-
Fix These Words In Your Hearts
Contributed by Joel Pankow on May 25, 2005 (message contributor)
Summary: This text in Deuteronomy stresses the need to fix God’s Word in our hearts and our children’s hearts. How is this done? How does this make us feel when God puts such responsibility in our hearts? That’s what this sermon expounds on.
- 1
- 2
- 3
- 4
- 5
- Next
May 29, 2005 Deuteronomy 11:18-21, 26-28
Fix these words of mine in your hearts and souls; tie them as symbols on your hands and bind them on your foreheads. Teach them to your children, talking about them when you sit at home and when you walk along the road, when you lie down and when you get up. Write them on the doorframes of your houses and on your gates, so that your days and the days of your children may be many in the land that the LORD swore to give your forefathers, as many as the days that the heavens are above the earth.
26 See, I am setting before you today a blessing and a curse -- 27 the blessing if you obey the commands of the LORD your God that I am giving you today; 28 the curse if you disobey the commands of the LORD your God and turn from the way that I command you today by following other gods, which you have not known.
Several months ago I tried to fix a towel rack that had been broken off of our wall. I bought some expandable screws and drywall anchors thinking that I could do this with no problem. Within several weeks however, my fix it job soon deteriorated. The towel rack was loose and I was seemingly back to square one. In came dad. Thankfully, he was here for a week, and I asked him to look at it. Come to find out, the expandable screw just needed to be tightened more so that it widened out and anchored more firmly into the wall. I had no idea because I am definitely not a fix it kind of man. Thankfully, he fixed the problem in no time at all.
In today’s text, the Holy Spirit calls on each of us to be “fix it” people - not with walls or pictures - but with words and hearts. What does this mean? How can we do it? Why should we try it? We’ll see as we consider the theme -
Fix These Words In Your Hearts
I. What does it mean, to “fix in the heart”?
This is a strange thing that the LORD tells the Israelites to do through Moses. He tells us to “Fix these words of mine in your hearts and souls.” If you tell me to hang a picture - that is an easy thing. I can measure a wall with a tape measure, grab a hammer and a nail, pound it into the wall and hang up the picture. That’s easy. But how do you fix a word on a heart? Words are not physical things. You can’t grasp them with the hand, but only with the ear and the mind. How can you fix anything on your heart? When the Beatles sang the song “can’t buy me love,” they realized that the heart is not something that any human has the ability to “fix” anything on. Grab a nail and a hammer and try to force something on it, and it will die.

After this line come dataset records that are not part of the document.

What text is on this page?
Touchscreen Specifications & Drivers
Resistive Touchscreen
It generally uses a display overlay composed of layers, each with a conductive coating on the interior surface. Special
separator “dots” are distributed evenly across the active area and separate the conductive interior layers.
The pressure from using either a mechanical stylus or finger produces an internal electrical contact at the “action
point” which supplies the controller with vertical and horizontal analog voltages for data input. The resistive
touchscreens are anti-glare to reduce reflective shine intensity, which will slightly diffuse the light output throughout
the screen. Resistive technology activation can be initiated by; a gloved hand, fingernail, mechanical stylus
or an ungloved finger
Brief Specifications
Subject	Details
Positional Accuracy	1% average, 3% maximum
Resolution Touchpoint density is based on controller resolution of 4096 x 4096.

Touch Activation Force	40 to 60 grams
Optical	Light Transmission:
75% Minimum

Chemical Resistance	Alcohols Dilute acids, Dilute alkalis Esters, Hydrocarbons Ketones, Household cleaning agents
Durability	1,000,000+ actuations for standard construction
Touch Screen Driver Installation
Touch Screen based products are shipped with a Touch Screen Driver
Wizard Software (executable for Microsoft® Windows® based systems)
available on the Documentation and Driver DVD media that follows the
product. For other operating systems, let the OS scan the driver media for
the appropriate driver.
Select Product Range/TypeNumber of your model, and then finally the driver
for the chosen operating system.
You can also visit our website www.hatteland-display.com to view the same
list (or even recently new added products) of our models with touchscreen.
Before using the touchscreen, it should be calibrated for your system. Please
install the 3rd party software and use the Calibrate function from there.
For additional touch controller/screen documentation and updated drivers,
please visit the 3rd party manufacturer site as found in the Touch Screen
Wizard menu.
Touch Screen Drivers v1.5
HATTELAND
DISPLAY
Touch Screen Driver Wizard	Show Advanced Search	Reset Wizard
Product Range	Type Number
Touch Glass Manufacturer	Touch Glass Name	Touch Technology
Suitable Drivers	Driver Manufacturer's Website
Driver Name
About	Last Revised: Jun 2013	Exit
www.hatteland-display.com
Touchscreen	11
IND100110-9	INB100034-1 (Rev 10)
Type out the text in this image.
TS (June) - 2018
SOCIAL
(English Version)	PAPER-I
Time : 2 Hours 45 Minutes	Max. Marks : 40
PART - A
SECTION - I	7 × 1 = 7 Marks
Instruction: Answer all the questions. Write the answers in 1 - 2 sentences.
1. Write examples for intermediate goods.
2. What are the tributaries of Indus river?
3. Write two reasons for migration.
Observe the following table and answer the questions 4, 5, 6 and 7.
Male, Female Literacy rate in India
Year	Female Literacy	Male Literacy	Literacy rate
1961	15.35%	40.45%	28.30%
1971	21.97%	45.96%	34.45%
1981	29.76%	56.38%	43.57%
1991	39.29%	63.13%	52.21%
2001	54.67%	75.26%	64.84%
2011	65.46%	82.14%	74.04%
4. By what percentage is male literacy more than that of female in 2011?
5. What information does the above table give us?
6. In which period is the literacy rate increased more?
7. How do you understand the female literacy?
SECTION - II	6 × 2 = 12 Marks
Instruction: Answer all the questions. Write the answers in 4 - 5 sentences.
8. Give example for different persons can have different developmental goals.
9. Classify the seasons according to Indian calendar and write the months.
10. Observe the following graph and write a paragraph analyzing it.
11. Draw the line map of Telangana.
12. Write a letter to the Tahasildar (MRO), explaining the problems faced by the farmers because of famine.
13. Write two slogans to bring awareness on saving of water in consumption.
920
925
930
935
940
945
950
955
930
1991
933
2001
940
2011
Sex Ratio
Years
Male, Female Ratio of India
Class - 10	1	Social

So what does Moses mean - to fix words on the heart and the soul? Obviously, this must be a spiritual thing - something beyond our realm of hammers and nails, swords and spears. It is indeed, a different kind of sword that God Himself must swing with a force more powerful than the sinful flesh and even the devil himself can hold back. Hebrews 4:12 says, “the word of God is living and active. Sharper than any double-edged sword, it penetrates even to dividing soul and spirit, joints and marrow; it judges the thoughts and attitudes of the heart.” Only the Word of God can penetrate the heart.
If you think about it, the only reason we are hear is because the Holy Spirit has cut our hearts apart. As Christians, we have three nails sticking out of our hearts. The same nails that were used to penetrate Jesus’ hands and feet - those nails have also penetrated our hearts. They make us say, “what a filthy sinner I am! I caused the death of God’s Holy One. My sin put those nails in his hands and feet.” They leave a gaping wound in our hearts - a sense of shame and guilt at our Judas-like treachery. Yet with those nails sticking out of our hearts, then God can hang the most precious word of all. Isaiah 53:5-6 But he was pierced for our transgressions, he was crushed for our iniquities; the punishment that brought us peace was upon him, and by his wounds we are healed. We all, like sheep, have gone astray, each of us has turned to his own way; and the LORD has laid on him the iniquity of us all. The impenetrable heart becomes penetrable through the nails of Christ. When they hit His hands they strike our soul. When they pierce his side it pierces our heart - for the Holy Spirit convicts us of this sin - the death of Jesus Christ. However, with those words, the Holy Spirit also uses the blood of Christ - pumping it into our gaping wound. He shows us that the very One we pierced was also pierced FOR US. This “blood transfusion” continues to keep us living and breathing.